畢竟是老朱家最受期待的第三代子弟,馬皇後老朱朱標朱肅四人一手教出來的大明太孫,朱雄英自小便懂得優柔寡斷絕不可取,一旦有了決定,做事果敢,與父祖一脈相承。
他是太孫,方解二人雖然仍覺不妥,但終究也不好再攔。兩人跟著朱雄英踏進了戰俘營中,營地門口的將官認得朱雄英,見太孫來了,忙恭恭敬敬的行軍中大禮,向朱雄英抱拳道:“殿下。”
“不必多禮。”朱雄英輕輕抬手,麵上笑容親厚:“方才孤聽見有人吟詩……不知是何人所吟?”
將官聞言一怔,眼神不自禁的,就掃向了角落裡的一個,隻穿著一身醃臢麻布衣衫的身影。朱雄英在將官和方解二人的簇擁下,走到了此人麵前,看著這人剔著個光溜溜的光頭,隻有額頭前方,留著一小撮彷如孩童三搭頭一般的頭發,不由訝異道:“韃子?”
一大群跪著的戰俘裡,那人抬起頭來,果然是一張看上去五大三粗、完全不像是會念出詩句來的蒙古漢子的臉。
那人也知道韃子這兩字乃是一種蔑稱,方才操著鞭子抽他的將官這樣罵他不敢多言,眼看朱雄英這樣一位看上去還乳臭未乾的少年人罵他韃子,竟當即不樂意了起來,用標準的漢話頂嘴道:“說誰是韃子?你才是韃子。
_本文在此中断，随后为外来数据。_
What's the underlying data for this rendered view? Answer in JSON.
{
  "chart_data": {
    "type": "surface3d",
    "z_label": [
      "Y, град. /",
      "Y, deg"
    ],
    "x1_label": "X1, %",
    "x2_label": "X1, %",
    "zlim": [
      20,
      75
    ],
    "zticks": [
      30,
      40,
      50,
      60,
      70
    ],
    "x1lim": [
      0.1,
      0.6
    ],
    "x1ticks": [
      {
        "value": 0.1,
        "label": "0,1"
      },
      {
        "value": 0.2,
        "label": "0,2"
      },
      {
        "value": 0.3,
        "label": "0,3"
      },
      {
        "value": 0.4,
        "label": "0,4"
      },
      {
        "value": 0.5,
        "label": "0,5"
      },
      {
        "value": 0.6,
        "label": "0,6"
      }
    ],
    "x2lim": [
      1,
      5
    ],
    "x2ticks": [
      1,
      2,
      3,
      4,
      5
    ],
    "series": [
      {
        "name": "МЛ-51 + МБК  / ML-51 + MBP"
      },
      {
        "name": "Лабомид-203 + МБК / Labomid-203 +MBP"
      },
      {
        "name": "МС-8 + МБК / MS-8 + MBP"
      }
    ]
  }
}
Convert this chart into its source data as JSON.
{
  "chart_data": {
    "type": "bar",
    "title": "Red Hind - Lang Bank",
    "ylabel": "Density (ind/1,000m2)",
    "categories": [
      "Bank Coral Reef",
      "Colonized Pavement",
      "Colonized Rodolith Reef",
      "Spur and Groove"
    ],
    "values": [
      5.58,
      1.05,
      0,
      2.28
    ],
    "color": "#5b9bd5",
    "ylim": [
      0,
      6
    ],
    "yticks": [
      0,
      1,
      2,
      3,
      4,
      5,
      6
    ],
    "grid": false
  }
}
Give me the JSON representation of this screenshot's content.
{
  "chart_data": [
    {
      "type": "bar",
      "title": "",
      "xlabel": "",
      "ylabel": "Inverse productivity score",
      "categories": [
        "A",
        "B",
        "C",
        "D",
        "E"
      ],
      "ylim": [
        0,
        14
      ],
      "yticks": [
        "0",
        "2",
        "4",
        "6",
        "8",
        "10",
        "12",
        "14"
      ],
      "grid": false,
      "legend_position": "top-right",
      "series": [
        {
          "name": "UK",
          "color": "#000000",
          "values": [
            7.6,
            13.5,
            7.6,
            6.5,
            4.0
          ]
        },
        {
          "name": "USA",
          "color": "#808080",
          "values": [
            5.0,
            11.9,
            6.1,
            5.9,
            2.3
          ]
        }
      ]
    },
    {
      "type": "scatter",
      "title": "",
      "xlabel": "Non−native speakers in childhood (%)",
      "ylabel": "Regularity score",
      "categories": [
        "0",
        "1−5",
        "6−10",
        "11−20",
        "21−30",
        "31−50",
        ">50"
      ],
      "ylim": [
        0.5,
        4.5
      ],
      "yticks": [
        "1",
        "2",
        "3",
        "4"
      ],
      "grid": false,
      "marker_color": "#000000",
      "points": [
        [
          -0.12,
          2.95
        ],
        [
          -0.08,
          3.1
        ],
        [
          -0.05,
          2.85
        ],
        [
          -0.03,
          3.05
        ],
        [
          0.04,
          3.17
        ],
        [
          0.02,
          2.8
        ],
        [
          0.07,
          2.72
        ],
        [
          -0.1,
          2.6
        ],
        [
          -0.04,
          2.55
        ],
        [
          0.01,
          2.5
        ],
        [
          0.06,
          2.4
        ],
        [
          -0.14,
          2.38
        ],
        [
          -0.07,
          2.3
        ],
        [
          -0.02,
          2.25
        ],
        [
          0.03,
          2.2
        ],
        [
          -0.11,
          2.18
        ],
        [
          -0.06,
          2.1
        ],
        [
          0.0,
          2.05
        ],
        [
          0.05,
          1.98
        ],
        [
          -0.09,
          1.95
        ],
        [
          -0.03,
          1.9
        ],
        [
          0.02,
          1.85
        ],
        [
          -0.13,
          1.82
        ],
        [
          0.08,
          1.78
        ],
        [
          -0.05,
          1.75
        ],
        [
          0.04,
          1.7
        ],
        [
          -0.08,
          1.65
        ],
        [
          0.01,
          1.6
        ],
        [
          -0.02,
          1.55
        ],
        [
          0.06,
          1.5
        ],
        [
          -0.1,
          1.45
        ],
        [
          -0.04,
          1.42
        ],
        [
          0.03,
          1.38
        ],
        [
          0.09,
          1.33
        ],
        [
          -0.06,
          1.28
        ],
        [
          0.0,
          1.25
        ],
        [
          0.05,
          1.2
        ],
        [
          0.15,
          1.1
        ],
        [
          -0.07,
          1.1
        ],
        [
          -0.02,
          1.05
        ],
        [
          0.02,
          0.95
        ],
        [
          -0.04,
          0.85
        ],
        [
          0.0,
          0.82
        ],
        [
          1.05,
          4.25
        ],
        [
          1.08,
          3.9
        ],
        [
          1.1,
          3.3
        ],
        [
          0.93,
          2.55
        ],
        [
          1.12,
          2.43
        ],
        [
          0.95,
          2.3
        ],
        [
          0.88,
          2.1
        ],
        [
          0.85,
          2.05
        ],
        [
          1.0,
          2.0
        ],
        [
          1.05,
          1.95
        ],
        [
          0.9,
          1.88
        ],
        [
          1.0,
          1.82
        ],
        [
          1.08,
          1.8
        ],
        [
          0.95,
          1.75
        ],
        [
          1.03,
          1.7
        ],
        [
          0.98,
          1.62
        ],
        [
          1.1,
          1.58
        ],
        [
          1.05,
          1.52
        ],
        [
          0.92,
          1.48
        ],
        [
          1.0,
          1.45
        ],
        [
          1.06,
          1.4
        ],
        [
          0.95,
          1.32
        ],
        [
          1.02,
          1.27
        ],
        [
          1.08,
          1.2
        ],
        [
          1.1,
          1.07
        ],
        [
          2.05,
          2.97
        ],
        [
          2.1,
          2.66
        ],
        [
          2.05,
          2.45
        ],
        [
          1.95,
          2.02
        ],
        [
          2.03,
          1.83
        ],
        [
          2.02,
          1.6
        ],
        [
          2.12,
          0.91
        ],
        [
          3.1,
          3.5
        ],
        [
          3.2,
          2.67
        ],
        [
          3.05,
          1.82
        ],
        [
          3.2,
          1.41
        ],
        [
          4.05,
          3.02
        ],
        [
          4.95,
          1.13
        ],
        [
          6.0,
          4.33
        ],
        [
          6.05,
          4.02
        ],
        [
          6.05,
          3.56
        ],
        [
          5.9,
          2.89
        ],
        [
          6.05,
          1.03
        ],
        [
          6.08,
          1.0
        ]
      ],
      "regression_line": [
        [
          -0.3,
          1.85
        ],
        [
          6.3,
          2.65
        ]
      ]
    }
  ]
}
”
“你全家都是韃子!”
“好賊廝,竟敢辱罵太孫!”那將官勃然大怒,鞭子在空氣中揮出一聲炸響,然後劈頭蓋臉的,就將這位嘴臭的韃子給抽的慘叫連連。
朱雄英摸了摸鼻子,有些尷尬。以他的身份教養,當麵說人家是“韃子”,確實有幾分失禮之嫌。
不過他也是當真覺得訝異,方才在營外聽到將官罵“騷韃子”,隻以為是因為某文人為韃虜效力的緣故。畢竟昔日元庭之中,跟著他們的蒙古主子一起北逃的漢家文人也不在少數……卻沒想到,這個滿嘴“嗟乎”,似乎還挺喜歡吟詩的“嗟乎”哥,竟然還當真是個韃子,而且還是個看上去五大三粗的韃子。
“此人是誰?”等那將官抽完,朱雄英詢問那將官道。
“殿下。”這將官鞭打嗟乎哥的時候凶神惡煞,但轉向朱雄英,神態卻如同溫順的綿羊。“蒙殿下垂詢:此人乃是韃靼部本雅失裡手下的一位部落頭人。”
“其名為鬼力赤,據說,還是個叫什麼窩闊台的前元韃子後人。因為他多少有些位分,所以國公爺命令我等督促其為
國公爺清洗恭桶,以待擇日押送回京麵見陛下。”
“要不然,現在此時,他該抬著扁擔,去為咱們大寧開山修城才是……這賊廝,做著洗恭桶的輕鬆活計,卻還是滿口怨言,時不時就念些不知道什麼鬼意思的鳥咒。”那將官瞪了一眼鬼力赤道。